I would also like to point out that for the purposes of us law, entities outside the jurisdiction of the us are subject to a freer surveillance apparatus which need not be hampered by what some judge is willing to sign off on and doesn’t need to comply with its subjects rights as defined under us law.
An apple in Mexico would be able to offer fewer protections to its us customers than one incorporated in the us.
Sadly FUD as ANYTHING that is NOT increasing profit for surveillance capitalism, i.e Google, Meta, etc is a win for privacy!
Of course /e/OS could be better, GrapheneOS could also be better (including on security) but the big picture is that still ANY of those solutions is making surveillance capitalism, the loss of privacy for profit and power, less efficient. That’s good for all of us who, being on Lemmy or other federated instance, believe we do benefit from having more privacy, or at least not trading it away.

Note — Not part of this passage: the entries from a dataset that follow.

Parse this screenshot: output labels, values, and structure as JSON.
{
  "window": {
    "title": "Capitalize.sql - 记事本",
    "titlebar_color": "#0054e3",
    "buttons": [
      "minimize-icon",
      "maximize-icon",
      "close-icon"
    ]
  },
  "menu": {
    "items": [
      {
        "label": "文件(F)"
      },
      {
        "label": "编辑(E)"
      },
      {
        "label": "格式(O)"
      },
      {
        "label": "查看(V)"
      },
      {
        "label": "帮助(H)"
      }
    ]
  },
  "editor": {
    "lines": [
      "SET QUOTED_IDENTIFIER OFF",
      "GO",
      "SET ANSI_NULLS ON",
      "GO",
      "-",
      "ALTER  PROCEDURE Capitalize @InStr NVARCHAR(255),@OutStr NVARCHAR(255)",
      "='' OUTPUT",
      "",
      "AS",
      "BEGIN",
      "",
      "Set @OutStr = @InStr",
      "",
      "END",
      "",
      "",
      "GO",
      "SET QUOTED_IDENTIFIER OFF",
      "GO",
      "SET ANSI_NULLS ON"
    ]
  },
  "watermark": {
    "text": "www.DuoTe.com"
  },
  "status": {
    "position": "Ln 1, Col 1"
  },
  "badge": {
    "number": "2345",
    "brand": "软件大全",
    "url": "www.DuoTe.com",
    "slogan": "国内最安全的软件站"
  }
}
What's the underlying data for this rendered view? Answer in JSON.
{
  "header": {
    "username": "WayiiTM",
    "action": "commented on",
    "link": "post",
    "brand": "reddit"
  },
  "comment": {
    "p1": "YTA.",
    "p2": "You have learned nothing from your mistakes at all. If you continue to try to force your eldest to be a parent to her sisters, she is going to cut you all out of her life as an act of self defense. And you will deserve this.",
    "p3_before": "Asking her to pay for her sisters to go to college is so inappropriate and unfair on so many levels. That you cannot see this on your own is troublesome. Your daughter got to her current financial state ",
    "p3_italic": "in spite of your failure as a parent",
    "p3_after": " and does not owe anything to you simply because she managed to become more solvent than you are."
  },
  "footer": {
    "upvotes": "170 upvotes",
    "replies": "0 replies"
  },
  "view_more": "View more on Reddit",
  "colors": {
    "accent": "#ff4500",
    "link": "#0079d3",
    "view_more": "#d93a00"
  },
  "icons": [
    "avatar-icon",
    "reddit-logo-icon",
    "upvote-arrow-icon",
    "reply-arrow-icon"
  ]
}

TL;DR: be inclusive, bring others up, don’t be exclusive aiming for perfection none of us can attain.
FUD?
“Fear, uncertainty, and doubt (FUD) is a manipulative propaganda tactic used in technology sales, marketing, public relations, …” https://en.wikipedia.org/wiki/Fear,_uncertainty,_and_doubt
Take this with a grain of salt: GrapheneOS is always stirring shit with other players in the privacy space and they try to paint them in the worst light possible.
It’s a video of him speaking in his own words, not much salt needed.
Lmao e/OS CEO says a thing, someone inevitably in the comments, “How could GrapheneOS do this!”